The best sturgeon fishing on the planet is right here on the Columbia River. An estimated 2 million sturgeon inhabit the Columbia River, making it the largest population in the world. Sturgeon have earned the nickname “living fossils” as they have remained largely unchanged for the last 200 million years. Instead of scales, sturgeon have thick skin and bony plates called scutes. Their skeletal structure is largely cartilage and they use four barbels which hang in front of their toothless mouths to detect their food.
The White Sturgeon is one of approx. 27 species of Sturgeon. It is the largest and most recognized and can grow to 20′ in length and weigh 2000 pounds. The White Sturgeon of the Pacific Northwest and Columbia River mature at an older age and larger size than the Sturgeon of the rivers in California. That is one of the reasons for the different size limits of the sturgeon. The size limit was adjusted to protect the female “spawning” sturgeon.
The majority of sturgeon migrate back and forth from the Pacific Ocean to the Columbia River and feed on freshwater clams, lamprey eel, anchovies, smelt, shad, salmon and steelhead. Sturgeon fishing is excellent all year round on the Columbia River. For angling purposes, sturgeon are classified into three categories: shakers, keepers, and oversize. I will guide you to fish for keepers and oversize fish.

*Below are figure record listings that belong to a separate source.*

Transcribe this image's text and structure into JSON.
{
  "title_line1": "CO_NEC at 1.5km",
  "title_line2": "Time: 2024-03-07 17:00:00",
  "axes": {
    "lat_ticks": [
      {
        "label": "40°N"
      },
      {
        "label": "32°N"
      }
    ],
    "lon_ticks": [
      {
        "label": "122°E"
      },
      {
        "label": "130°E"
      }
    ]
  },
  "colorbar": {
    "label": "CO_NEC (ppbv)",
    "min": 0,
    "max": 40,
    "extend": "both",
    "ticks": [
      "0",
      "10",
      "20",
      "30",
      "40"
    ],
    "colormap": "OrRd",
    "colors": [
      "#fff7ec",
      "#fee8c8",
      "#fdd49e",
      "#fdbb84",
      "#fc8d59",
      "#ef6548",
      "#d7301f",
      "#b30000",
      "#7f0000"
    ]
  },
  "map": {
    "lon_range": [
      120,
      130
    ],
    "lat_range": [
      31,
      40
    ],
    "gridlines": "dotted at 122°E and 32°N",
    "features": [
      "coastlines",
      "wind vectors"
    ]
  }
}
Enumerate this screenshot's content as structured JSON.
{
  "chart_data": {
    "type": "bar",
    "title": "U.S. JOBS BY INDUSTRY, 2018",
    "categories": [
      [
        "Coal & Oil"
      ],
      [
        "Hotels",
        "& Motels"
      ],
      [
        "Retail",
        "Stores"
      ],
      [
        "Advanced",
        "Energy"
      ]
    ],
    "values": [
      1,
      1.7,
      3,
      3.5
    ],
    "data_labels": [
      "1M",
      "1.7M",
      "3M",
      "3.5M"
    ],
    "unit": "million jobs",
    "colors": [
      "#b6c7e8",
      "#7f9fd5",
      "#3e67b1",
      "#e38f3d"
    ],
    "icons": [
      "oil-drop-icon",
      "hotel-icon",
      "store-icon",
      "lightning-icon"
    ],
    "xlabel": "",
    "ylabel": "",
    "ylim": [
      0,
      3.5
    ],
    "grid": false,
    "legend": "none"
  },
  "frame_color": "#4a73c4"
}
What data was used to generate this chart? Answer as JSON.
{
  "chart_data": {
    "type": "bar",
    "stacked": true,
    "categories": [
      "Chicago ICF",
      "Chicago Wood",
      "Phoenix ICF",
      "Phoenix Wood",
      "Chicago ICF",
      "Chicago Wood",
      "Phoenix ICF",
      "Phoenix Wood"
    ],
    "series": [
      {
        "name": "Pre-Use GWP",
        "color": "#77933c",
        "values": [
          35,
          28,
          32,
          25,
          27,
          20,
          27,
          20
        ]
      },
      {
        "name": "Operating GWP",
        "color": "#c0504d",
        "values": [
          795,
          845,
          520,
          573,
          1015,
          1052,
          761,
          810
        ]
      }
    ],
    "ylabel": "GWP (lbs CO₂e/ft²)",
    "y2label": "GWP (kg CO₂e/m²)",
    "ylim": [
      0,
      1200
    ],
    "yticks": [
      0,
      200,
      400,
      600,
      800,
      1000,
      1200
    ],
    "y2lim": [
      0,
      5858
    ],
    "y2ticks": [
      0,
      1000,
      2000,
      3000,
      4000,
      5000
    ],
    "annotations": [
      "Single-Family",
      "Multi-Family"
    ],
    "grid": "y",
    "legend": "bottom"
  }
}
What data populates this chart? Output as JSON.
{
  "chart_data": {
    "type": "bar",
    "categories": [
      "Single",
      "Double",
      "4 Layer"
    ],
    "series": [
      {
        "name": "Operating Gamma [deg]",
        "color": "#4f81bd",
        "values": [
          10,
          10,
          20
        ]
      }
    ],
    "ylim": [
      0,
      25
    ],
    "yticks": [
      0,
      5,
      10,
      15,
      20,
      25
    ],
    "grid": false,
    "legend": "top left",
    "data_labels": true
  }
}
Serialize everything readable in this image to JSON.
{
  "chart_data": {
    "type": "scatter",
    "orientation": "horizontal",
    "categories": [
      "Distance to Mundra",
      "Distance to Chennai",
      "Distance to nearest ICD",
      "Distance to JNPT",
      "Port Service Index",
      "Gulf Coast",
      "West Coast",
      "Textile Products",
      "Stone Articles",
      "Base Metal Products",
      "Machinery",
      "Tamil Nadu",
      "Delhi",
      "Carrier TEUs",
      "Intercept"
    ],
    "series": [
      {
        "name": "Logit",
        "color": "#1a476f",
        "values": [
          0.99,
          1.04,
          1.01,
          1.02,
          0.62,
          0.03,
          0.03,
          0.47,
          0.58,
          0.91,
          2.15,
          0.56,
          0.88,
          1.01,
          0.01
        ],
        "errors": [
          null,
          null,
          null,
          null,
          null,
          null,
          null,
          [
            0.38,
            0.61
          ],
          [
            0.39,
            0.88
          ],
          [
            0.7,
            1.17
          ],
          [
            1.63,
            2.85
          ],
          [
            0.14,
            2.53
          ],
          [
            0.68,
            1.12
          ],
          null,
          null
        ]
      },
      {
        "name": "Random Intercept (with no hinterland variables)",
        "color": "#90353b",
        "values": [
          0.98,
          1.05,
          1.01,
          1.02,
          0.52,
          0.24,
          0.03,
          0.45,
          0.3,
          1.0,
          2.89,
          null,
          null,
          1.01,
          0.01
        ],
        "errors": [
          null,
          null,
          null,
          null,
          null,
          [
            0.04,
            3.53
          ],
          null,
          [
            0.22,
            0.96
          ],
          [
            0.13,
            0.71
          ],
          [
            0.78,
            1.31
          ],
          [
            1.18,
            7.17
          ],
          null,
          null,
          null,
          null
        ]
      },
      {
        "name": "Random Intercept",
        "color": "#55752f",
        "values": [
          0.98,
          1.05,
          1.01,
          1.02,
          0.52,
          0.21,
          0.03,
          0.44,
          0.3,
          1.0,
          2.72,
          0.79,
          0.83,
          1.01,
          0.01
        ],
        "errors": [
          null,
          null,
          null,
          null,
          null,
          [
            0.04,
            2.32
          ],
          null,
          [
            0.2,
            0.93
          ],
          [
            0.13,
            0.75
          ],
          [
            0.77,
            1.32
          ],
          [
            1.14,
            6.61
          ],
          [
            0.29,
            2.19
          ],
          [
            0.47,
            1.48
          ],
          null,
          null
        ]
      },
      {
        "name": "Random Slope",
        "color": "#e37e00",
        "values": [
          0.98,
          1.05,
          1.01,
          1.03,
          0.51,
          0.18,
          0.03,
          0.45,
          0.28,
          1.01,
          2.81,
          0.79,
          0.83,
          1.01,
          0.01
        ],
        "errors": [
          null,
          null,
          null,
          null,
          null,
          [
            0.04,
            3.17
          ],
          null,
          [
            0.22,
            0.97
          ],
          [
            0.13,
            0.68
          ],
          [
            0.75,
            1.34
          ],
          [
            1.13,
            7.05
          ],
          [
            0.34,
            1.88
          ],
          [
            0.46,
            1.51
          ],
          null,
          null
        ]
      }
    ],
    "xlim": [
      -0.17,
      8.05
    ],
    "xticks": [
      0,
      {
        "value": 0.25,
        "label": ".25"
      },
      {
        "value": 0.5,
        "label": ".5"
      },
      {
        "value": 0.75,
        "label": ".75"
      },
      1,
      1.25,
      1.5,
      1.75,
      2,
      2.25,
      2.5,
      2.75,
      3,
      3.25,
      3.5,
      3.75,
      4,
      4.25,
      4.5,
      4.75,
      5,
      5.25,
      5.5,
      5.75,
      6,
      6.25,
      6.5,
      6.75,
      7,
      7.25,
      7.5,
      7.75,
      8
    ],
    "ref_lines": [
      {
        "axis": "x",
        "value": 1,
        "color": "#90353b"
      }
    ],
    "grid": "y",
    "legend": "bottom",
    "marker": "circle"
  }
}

KEEPER STURGEON: A “Keeper” is a sturgeon between approx. 38″ and 54″ to the fork in the tail in length. The reason we are saying “approximately” is that rules are always changing and we don’t want to post improper lengths if the rules change suddenly. This size fish may be retained when caught. The Keeper is easily distinguished because it shakes the rod somewhat slowly and will run hard, taking line off the reel at least for a few seconds.
OVERSIZE STURGEON: An “Oversize” Sturgeon or Trophy Sturgeon is any sturgeon that exceeds the maximum keeper measurement. Oversize Sturgeon can run from over five feet to twelve feet on average, with some exceeding this size and hundreds of pounds in weight. If big game fishing is your goal, then take a shot at matching your strength up to a 500 pound Sturgeon. These hard-fighting, aerial-performing giants will test even the strongest fisherman. Don’t let size fool you, even the “Keeper” Sturgeon put up a fight to remember. Best time for “Oversize” is late May through October, and the best time for “Keepers” is October through April.
With the large population of Sturgeon in the Columbia River there is non-stop action catching and releasing smaller and sometimes much larger sturgeon, until you get the one you want to take home with white flaky meat similar to halibut, a great tasting fish.